When buying a house you should be well prepared. There are many
more things to keep in mind than just looking at a house or area
It is often recommend to be pre-approved by a mortgage lender
before entering the market to buy a house. A pre-approval will
already tell you for how much loan you qualify.
When a mortgage lender reviews
your loan application for approval, he will be concerned about
the source of funds for your down payment and the closing costs.

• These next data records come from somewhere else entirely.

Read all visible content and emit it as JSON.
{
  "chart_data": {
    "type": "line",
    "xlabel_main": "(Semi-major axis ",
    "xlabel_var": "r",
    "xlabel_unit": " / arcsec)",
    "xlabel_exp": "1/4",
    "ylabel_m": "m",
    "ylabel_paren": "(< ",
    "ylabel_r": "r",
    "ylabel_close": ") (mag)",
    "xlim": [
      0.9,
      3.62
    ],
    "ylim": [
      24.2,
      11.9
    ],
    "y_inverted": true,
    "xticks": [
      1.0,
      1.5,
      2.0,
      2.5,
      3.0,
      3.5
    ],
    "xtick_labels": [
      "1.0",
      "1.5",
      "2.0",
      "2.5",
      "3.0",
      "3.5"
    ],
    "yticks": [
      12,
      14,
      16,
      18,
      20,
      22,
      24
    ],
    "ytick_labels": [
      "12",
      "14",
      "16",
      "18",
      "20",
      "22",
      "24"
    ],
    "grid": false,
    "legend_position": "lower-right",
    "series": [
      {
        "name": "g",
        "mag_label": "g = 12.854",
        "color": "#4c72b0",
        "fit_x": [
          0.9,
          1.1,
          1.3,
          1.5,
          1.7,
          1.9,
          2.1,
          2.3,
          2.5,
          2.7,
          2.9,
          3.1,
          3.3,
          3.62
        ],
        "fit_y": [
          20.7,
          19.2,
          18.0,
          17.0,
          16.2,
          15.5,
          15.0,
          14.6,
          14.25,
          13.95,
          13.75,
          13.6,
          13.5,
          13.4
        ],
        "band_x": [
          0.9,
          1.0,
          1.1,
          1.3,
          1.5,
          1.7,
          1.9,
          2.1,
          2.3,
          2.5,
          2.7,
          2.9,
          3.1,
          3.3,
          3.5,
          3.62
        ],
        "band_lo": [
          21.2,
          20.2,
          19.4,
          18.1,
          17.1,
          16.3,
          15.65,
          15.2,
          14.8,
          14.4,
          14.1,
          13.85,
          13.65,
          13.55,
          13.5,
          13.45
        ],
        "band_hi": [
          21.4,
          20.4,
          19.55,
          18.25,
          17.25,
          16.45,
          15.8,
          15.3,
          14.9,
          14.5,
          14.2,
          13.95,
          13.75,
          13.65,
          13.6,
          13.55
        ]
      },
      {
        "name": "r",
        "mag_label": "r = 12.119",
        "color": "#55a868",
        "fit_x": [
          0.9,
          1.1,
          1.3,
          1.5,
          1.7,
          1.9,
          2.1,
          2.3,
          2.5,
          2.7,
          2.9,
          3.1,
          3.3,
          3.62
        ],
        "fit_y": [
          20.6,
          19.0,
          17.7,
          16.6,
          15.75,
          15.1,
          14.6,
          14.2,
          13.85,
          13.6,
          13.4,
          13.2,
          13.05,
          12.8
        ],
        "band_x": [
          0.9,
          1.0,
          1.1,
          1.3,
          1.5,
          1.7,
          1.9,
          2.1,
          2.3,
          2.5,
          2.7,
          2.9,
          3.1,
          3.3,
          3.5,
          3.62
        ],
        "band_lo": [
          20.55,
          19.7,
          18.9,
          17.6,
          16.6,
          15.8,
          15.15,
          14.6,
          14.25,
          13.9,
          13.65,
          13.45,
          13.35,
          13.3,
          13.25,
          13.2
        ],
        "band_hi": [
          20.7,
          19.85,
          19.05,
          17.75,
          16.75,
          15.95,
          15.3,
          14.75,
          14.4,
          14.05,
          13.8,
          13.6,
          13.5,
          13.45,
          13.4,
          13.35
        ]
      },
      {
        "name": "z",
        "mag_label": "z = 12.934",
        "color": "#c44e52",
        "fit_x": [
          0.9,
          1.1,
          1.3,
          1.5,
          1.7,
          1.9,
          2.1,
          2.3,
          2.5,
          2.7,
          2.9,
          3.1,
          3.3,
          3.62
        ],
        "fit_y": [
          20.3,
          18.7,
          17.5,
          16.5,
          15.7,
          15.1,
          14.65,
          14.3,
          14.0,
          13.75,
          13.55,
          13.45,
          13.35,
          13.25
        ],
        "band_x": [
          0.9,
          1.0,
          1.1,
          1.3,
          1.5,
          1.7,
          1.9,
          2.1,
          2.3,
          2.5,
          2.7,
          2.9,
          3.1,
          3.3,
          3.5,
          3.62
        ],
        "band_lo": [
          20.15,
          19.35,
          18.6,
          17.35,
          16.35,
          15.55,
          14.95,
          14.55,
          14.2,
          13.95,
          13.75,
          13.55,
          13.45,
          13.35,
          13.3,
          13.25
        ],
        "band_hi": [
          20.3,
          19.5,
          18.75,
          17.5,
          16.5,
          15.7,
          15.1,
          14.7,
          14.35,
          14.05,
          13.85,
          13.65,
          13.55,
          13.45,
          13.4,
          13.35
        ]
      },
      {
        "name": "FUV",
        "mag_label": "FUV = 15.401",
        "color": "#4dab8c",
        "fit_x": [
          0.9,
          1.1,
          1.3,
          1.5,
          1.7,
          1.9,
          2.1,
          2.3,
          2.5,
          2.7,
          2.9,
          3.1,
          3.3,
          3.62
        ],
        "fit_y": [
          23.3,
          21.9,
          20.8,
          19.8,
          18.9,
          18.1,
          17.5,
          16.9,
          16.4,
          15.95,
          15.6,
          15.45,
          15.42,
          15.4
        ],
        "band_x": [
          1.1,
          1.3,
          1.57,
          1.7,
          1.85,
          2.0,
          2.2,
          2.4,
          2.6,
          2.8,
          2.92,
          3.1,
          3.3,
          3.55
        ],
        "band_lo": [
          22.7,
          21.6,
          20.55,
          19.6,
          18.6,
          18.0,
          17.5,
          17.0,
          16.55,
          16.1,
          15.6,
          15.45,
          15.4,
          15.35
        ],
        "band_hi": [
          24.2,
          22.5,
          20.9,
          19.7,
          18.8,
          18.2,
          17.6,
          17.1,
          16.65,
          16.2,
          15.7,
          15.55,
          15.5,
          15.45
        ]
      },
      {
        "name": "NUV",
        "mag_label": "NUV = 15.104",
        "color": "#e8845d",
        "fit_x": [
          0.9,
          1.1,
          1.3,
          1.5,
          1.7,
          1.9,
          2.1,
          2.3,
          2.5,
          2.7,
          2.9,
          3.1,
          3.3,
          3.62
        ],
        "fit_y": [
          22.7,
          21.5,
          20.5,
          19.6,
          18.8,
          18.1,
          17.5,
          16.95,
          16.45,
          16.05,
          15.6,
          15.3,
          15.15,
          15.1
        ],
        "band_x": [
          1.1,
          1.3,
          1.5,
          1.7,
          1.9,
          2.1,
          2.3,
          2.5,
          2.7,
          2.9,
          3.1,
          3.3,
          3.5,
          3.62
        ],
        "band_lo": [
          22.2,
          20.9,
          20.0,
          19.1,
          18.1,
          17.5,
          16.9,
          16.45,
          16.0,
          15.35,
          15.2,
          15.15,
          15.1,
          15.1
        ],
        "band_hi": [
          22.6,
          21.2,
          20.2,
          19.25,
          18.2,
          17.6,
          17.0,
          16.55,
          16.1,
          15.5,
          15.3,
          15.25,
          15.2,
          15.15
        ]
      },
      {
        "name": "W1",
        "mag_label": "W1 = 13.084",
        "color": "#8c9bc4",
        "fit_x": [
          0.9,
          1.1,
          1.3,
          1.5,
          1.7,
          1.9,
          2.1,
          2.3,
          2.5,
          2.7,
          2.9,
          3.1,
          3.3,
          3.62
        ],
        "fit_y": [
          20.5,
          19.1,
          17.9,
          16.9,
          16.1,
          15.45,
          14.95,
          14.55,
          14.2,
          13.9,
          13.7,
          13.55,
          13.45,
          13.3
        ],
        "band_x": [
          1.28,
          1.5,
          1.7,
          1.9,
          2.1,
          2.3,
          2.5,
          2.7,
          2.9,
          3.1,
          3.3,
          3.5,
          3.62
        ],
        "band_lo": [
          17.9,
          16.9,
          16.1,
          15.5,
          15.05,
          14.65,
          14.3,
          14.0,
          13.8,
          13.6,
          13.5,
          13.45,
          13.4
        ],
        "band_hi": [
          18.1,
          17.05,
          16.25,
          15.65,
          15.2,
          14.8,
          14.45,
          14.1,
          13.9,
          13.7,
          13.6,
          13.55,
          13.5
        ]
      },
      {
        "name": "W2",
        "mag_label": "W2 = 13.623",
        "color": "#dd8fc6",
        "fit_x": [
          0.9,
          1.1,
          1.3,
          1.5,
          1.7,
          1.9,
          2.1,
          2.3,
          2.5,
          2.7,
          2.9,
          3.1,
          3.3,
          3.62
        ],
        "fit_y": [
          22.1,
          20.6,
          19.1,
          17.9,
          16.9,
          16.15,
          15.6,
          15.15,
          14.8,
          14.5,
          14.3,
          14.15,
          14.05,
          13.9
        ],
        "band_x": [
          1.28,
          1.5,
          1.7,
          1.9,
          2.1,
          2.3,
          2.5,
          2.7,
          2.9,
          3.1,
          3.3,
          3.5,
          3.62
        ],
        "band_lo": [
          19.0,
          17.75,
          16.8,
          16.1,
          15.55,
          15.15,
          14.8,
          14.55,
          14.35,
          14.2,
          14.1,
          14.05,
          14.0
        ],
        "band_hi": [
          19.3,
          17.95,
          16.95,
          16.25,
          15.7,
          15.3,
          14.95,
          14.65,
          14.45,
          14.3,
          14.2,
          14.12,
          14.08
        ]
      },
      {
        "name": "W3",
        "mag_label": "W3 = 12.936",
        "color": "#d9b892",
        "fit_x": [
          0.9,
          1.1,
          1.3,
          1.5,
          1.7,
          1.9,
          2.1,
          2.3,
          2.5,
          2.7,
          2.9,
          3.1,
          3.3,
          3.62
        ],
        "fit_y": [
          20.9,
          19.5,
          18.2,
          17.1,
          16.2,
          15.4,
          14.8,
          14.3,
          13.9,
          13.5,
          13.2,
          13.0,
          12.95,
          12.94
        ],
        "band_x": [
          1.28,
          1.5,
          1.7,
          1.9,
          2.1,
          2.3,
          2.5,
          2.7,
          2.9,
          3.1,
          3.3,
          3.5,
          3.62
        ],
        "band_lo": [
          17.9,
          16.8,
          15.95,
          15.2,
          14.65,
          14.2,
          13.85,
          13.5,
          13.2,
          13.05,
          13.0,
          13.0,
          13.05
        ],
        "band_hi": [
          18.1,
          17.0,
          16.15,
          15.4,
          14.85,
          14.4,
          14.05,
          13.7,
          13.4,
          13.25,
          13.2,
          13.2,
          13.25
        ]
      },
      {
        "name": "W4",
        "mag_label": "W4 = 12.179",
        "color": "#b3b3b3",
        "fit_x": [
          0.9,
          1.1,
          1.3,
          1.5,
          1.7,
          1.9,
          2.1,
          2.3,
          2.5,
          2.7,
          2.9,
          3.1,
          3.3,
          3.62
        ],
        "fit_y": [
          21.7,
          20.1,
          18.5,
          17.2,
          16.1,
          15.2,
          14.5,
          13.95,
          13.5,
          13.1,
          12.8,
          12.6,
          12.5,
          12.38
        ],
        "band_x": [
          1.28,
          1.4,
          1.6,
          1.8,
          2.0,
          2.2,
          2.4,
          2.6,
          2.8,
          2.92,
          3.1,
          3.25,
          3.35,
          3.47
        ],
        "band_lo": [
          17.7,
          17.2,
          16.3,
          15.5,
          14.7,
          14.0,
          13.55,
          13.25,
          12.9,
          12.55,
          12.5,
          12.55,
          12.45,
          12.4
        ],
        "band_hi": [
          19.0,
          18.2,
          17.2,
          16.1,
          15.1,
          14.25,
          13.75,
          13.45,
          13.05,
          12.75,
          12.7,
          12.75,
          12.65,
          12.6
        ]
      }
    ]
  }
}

Don't move your money around between accounts. The lender will
ask for statements for each account and it has be highly visible
where your available assets are. Moving money around between
accounts make this a difficult tasks and lenders do not like
to see money being moved around as it raises suspicion of where
the money is coming from at all. The mortgage underwriter will
eventually require paper trail for each and every dollar if the
source of the money cannot be seen. Don't switch banks and leave
your money where it is.
Do not change jobs if possible. This can especially be critical
if you work in a commission-based job/industry. Lenders like to
see a steady increase in income. The more stable your income history
is, the better. Large fluctuations - especially when working on
commission - can have a negative impact on the loan approval or
the loan amount. Do not quit a job to become self-employed shortly
before or during the loan approval process. That would be "committing
loan approval suicide".
Stay away from any major loan-based purchase before and during
the loan approval process. Additional loan payments will reduce
the loan amount you would have otherwise qualified for.